How does communism impact the society? One of Rejmer’s interviewees: “Imre Kertész said once that dictatorship lowers everyone to the level of a child who will do anything for mere survival, even collaborate with the tyrant. (...) Communist mentality got paired with neoliberal ideology which taught us that there is no society; there are only individuals, so I take care of my business and the market regulates everything. Some Albanians have emigrated but even in exile they haven’t been able to build a society. Why? Because Albanian communism was against the idea of a society. In a society we create something together, voluntarily, whereas in communism everything was forced upon us. And so we remain in this immature regress, not being able to learn responsibility for one another. All our lives we, Albanians, will be trying to grow up”. Many people the authors talked to moaned that even though communism ended in Albania, people still stick to the old system. No one has been punished for inflicting pain, no one was trialed for crimes against humanity. There is no democracy and no meritocracy in Albania: “People vote because some party members arranged jobs for them, because they got €50 from a politician, because everyone wants to benefit”. Over and over again bitter Albanians talk about lack of freedom then and lack of freedom now, complain about corruption, high crime rate, prostitution, abysmal inequality. They lament that communism created a weak man, who without any knowledge about the world focuses on exploiting others for their own benefit.

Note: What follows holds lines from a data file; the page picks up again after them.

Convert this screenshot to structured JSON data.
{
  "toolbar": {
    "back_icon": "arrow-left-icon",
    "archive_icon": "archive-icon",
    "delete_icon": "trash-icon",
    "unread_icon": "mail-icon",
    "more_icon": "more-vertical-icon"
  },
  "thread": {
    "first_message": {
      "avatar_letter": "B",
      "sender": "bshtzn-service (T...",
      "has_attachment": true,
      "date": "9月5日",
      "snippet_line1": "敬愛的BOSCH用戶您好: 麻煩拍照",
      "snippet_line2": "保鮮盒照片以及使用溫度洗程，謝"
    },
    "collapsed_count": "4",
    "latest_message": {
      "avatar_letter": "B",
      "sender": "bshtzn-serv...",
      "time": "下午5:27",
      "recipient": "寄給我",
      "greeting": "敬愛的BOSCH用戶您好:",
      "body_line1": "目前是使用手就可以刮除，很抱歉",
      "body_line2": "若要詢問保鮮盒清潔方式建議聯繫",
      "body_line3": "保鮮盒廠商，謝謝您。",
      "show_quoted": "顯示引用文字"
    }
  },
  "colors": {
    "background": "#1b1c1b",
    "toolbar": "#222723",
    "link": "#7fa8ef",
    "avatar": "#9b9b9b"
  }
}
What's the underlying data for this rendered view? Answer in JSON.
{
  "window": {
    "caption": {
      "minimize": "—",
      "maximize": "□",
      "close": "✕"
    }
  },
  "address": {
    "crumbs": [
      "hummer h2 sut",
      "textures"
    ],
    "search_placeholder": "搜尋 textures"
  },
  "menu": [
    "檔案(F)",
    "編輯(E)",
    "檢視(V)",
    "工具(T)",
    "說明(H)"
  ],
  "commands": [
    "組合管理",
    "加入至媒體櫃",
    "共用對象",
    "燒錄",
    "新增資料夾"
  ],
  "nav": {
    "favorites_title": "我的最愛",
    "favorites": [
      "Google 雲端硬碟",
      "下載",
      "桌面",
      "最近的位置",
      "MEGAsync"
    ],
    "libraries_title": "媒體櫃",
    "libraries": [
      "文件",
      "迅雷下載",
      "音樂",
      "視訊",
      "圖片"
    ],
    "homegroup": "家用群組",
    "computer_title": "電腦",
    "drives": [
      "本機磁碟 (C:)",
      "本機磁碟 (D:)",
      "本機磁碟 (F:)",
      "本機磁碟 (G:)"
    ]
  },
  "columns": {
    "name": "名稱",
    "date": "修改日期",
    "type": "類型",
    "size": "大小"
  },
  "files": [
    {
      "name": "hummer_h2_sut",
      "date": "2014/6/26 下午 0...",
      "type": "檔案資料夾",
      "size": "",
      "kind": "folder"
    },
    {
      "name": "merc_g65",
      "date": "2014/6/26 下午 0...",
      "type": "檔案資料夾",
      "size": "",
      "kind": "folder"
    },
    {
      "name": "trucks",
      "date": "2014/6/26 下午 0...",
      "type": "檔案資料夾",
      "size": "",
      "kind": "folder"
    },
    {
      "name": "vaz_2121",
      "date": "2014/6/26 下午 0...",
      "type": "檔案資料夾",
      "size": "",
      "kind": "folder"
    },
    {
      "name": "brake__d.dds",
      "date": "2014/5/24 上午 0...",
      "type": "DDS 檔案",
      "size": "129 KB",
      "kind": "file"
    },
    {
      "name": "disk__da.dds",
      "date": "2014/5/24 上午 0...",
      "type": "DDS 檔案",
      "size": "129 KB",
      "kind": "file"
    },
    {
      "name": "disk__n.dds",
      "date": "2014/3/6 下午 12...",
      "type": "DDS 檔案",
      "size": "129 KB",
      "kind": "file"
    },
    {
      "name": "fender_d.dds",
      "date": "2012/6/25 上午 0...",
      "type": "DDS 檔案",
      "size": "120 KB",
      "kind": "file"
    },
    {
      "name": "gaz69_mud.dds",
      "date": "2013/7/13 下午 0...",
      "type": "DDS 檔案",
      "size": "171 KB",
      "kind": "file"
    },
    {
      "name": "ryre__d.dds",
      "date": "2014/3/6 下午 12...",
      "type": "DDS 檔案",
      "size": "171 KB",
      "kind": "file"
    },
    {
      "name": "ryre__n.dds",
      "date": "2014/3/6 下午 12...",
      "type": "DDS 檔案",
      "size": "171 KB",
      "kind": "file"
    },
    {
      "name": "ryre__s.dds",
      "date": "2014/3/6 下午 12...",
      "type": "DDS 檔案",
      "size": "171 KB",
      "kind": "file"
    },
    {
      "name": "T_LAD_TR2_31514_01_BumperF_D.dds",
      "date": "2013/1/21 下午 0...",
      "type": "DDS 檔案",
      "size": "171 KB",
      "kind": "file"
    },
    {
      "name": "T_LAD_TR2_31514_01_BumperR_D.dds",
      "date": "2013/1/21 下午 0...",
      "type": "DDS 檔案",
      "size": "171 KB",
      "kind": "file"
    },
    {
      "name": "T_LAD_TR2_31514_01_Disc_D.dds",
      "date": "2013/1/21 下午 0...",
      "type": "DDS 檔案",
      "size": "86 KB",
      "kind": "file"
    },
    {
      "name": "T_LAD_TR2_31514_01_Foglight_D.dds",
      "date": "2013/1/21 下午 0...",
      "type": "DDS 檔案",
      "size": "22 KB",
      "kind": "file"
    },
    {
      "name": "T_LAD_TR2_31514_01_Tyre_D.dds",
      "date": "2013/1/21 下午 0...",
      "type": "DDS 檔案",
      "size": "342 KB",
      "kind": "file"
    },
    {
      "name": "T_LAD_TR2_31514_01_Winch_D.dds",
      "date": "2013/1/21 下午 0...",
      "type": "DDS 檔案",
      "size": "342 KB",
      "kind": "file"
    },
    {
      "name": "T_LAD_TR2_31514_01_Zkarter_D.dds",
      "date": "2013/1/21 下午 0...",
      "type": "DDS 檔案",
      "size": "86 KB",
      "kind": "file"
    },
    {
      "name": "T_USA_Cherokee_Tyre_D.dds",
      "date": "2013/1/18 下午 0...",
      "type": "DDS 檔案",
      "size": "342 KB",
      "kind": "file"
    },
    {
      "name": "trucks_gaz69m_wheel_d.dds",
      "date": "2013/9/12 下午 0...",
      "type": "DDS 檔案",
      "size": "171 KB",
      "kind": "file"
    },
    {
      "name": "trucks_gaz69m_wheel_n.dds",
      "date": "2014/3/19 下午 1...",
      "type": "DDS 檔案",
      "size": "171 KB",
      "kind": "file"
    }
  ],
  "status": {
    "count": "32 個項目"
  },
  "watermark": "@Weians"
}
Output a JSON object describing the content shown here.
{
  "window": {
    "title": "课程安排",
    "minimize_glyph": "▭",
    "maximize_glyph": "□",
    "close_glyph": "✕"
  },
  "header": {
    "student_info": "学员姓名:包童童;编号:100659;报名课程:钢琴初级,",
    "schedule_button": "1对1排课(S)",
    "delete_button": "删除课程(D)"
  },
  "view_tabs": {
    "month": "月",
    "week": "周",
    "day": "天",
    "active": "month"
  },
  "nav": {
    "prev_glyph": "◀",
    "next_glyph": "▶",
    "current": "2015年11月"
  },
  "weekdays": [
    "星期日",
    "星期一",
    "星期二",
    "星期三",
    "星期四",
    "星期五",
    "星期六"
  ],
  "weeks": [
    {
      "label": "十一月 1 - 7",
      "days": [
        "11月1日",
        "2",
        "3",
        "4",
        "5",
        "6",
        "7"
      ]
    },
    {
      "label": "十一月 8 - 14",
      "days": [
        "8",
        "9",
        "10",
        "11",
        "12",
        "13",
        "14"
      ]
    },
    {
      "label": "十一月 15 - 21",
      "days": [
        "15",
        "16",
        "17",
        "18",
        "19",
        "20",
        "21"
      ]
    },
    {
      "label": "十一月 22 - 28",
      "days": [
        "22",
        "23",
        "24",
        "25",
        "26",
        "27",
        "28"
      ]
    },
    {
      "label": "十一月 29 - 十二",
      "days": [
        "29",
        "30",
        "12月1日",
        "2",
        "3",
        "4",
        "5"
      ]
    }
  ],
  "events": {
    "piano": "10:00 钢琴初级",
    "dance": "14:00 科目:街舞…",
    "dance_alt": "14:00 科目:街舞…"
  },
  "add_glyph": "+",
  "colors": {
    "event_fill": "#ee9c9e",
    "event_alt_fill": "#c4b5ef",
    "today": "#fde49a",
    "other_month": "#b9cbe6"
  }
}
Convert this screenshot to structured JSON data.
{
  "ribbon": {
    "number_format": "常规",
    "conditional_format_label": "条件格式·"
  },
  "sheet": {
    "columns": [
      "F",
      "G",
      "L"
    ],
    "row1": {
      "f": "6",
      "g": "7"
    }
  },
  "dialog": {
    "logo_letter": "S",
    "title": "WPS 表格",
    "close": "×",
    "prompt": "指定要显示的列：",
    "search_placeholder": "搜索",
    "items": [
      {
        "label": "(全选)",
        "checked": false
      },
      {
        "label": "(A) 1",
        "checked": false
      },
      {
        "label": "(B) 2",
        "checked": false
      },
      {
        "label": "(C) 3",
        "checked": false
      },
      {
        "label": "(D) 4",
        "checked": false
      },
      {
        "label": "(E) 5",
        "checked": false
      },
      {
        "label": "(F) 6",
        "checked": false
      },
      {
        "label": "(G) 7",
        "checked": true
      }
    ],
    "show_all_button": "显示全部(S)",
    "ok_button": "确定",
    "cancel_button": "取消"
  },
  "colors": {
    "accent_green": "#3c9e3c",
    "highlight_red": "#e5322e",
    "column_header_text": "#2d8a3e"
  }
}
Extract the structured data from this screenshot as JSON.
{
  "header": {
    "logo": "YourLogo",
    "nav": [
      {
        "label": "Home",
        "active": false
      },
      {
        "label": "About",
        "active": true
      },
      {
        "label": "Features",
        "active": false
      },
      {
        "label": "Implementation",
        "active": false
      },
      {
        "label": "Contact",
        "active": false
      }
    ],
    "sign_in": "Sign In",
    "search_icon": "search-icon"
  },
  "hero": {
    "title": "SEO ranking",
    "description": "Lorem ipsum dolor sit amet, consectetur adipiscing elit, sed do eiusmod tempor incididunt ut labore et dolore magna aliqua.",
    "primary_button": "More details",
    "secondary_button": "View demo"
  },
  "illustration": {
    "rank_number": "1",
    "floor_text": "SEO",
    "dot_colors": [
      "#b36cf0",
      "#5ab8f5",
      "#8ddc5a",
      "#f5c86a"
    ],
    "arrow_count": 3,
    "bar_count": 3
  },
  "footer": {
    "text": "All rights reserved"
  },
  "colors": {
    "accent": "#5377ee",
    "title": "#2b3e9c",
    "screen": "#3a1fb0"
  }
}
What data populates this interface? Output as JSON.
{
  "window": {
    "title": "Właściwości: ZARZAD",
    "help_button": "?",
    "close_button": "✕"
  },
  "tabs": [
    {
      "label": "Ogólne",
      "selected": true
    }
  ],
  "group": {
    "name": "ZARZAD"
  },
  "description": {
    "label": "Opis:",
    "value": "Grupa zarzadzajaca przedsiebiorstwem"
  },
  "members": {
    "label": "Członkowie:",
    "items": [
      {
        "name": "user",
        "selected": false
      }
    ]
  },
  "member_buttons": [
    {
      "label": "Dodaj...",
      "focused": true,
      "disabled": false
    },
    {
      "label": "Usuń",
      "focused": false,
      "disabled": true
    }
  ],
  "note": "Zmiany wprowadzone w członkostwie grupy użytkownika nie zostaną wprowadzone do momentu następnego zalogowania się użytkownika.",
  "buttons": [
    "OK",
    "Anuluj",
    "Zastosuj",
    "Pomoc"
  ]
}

“Błoto słodsze niż miód” was unputdownable. Rejmer writes remarkably well and it is rare to find an author to whom people would open up so much. Many a time she played a role of a therapist, a confidante, and I imagine it was much easier for people to talk to an outsider (whose partner, however, is Albanian), to show her their diaries, photographs, share countless stories and cry together over tea and fruit cake. The scale of atrocities committed during communist times in Albania shocked me and the lesson learnt is grim. But it’s still a precious one, helping us all to understand the complexity of humanity.